Comment dès lors prétendre que des fidèles catholiques pourraient légitimement aller se confesser auprès de prêtres acatholiques (par exemple orthodoxes), mais non auprès des prêtres de la FSSPX ?
Conclusion
Ces cas prévus par le droit de l’Église permettent de conclure avec la certitude suffisante que l’Église, lorsque le salut des âmes le demande, supplée la juridiction pour les prêtres qui en seraient dépourvus. C’est donc la nécessité des fidèles qui fonde la juridiction de suppléance. Cette juridiction est davantage de type personnel que territorial. Elle n’est pas habituelle mais s’exerce “per modum actus”, ce qui signifie que le prêtre ne la possède pas en permanence, mais seulement lorsqu’un fidèle veut se confesser.
Mgr Lefebvre écrivait aux membres de l’institut qu’il a fondé : « Tandis que le pouvoir d’ordre est inamissible, le pouvoir de juridiction est conféré par la mission canonique.

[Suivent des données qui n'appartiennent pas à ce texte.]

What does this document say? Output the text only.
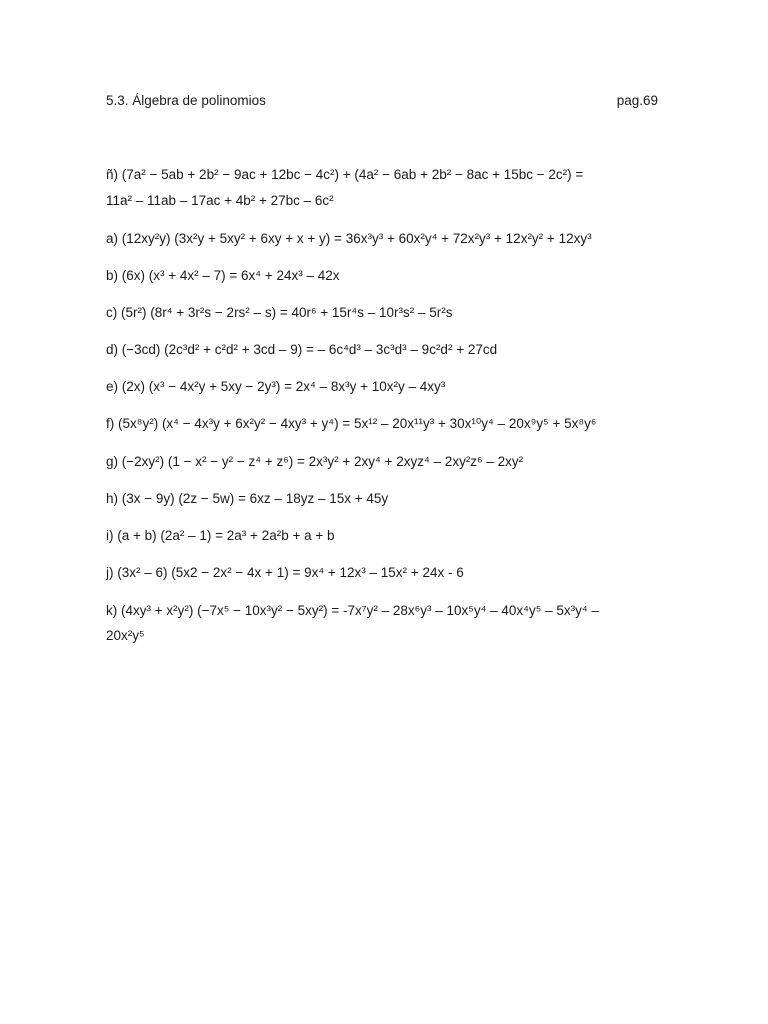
5.3. Álgebra de polinomios	pag.69
ñ) (7a² − 5ab + 2b² − 9ac + 12bc − 4c²) + (4a² − 6ab + 2b² − 8ac + 15bc − 2c²) =
11a² – 11ab – 17ac + 4b² + 27bc – 6c²
a) (12xy²y) (3x²y + 5xy² + 6xy + x + y) = 36x³y³ + 60x²y⁴ + 72x²y³ + 12x²y² + 12xy³
b) (6x) (x³ + 4x² – 7) = 6x⁴ + 24x³ – 42x
c) (5r²) (8r⁴ + 3r²s − 2rs² – s) = 40r⁶ + 15r⁴s – 10r³s² – 5r²s
d) (−3cd) (2c³d² + c²d² + 3cd – 9) = – 6c⁴d³ – 3c³d³ – 9c²d² + 27cd
e) (2x) (x³ − 4x²y + 5xy − 2y³) = 2x⁴ – 8x³y + 10x²y – 4xy³
f) (5x⁸y²) (x⁴ − 4x³y + 6x²y² − 4xy³ + y⁴) = 5x¹² – 20x¹¹y³ + 30x¹⁰y⁴ – 20x⁹y⁵ + 5x⁸y⁶
g) (−2xy²) (1 − x² − y² − z⁴ + z⁶) = 2x³y² + 2xy⁴ + 2xyz⁴ – 2xy²z⁶ – 2xy²
h) (3x − 9y) (2z − 5w) = 6xz – 18yz – 15x + 45y
i) (a + b) (2a² – 1) = 2a³ + 2a²b + a + b
j) (3x² – 6) (5x2 − 2x² − 4x + 1) = 9x⁴ + 12x³ – 15x² + 24x - 6
k) (4xy³ + x²y²) (−7x⁵ − 10x³y² − 5xy²) = -7x⁷y² – 28x⁶y³ – 10x⁵y⁴ – 40x⁴y⁵ – 5x³y⁴ –
20x²y⁵
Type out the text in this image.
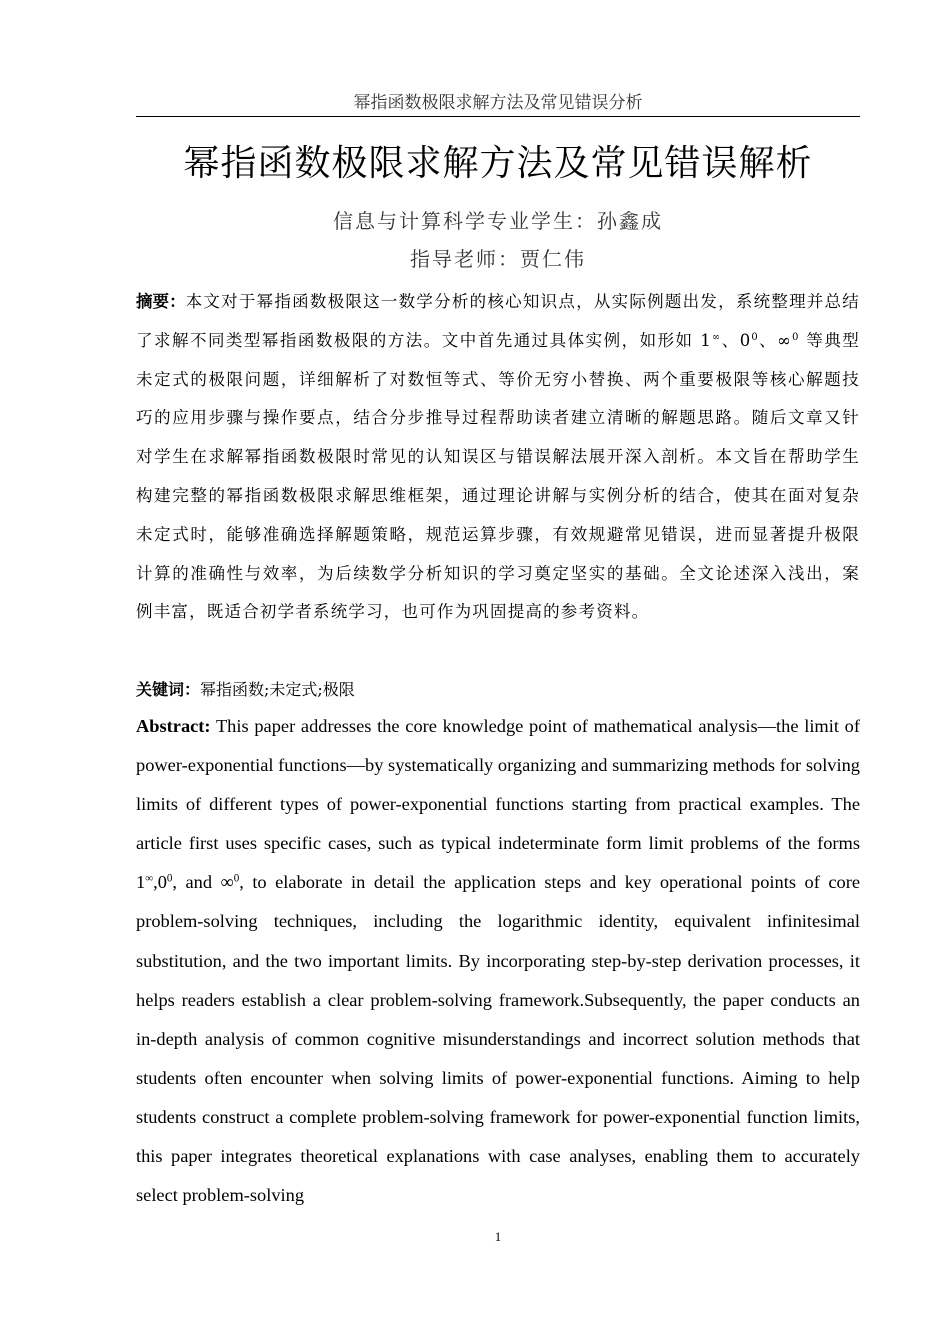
幂指函数极限求解方法及常见错误分析
幂指函数极限求解方法及常见错误解析
信息与计算科学专业学生：孙鑫成
指导老师：贾仁伟

摘要：本文对于幂指函数极限这一数学分析的核心知识点，从实际例题出发，系统整理并总结了求解不同类型幂指函数极限的方法。文中首先通过具体实例，如形如 1∞、$0^0$、∞$^0$ 等典型未定式的极限问题，详细解析了对数恒等式、等价无穷小替换、两个重要极限等核心解题技巧的应用步骤与操作要点，结合分步推导过程帮助读者建立清晰的解题思路。随后文章又针对学生在求解幂指函数极限时常见的认知误区与错误解法展开深入剖析。本文旨在帮助学生构建完整的幂指函数极限求解思维框架，通过理论讲解与实例分析的结合，使其在面对复杂未定式时，能够准确选择解题策略，规范运算步骤，有效规避常见错误，进而显著提升极限计算的准确性与效率，为后续数学分析知识的学习奠定坚实的基础。全文论述深入浅出，案例丰富，既适合初学者系统学习，也可作为巩固提高的参考资料。

关键词：幂指函数;未定式;极限

Abstract: This paper addresses the core knowledge point of mathematical analysis—the limit of power-exponential functions—by systematically organizing and summarizing methods for solving limits of different types of power-exponential functions starting from practical examples. The article first uses specific cases, such as typical indeterminate form limit problems of the forms $1^\infty,0^0$, and ∞$^0$, to elaborate in detail the application steps and key operational points of core problem-solving techniques, including the logarithmic identity, equivalent infinitesimal substitution, and the two important limits. By incorporating step-by-step derivation processes, it helps readers establish a clear problem-solving framework.Subsequently, the paper conducts an in-depth analysis of common cognitive misunderstandings and incorrect solution methods that students often encounter when solving limits of power-exponential functions. Aiming to help students construct a complete problem-solving framework for power-exponential function limits, this paper integrates theoretical explanations with case analyses, enabling them to accurately select problem-solving

1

N’ayant pas de mission canonique nous n’avons pas de juridiction par le fait d’une mission, mais l’Église, par le droit, nous accorde la juridiction, eu égard au devoir qu’ont les fidèles de se sanctifier par la grâce des sacrements, qu’ils recevraient difficilement ou douteusement s’ils ne la recevaient pas de nous. Nous recevons donc juridiction au cas par cas pour venir au secours d’âmes en détresse. (…) Pour la pénitence, c’est le pénitent, se trouvant dans de réelles difficultés pour recevoir la grâce de ce sacrement, qui provoque l’obligation pour le prêtre dénué de juridiction d’entendre la confession. Celui-ci reçoit par le fait même la juridiction par le droit qui prévoit ces circonstances » .
Ces lignes s’harmonisent parfaitement avec ce qu’écrit saint Thomas d’Aquin : « Tout prêtre, pour ce qui est du pouvoir des clés, a puissance sur tous les fidèles et quant à tous les péchés sans distinction. S’il ne peut pas absoudre tous les péchés, c’est parce que, de par une loi de l’Église, il n’a qu’une juridiction limitée ou n’en a pas du tout. Mais comme “la nécessité n’a pas de loi”, si le cas de nécessité se présente, la loi de l’Église n’empêche pas que le prêtre absolve même sacramentellement, dès lors qu’il a la puissance des clés, et cette absolution du prêtre étranger vaut autant que celle du propre prêtre. Et non seulement tout prêtre peut alors absoudre du péché, mais il peut absoudre aussi de l’excommunication, quel que soit celui qui l’a portée, car cette absolution relève aussi de la juridiction dont la limite vient d’une loi ecclésiastique » .
Si un objectant admet que notre argumentation est sérieuse, mais qu’un doute subsiste, alors nous répondons qu’en cas de doute positif et probable, l’Église supplée la juridiction. La validité des absolutions données par les prêtres fidèles à la Tradition est donc certaine, même sans la faveur accordée par le pape François en 2016.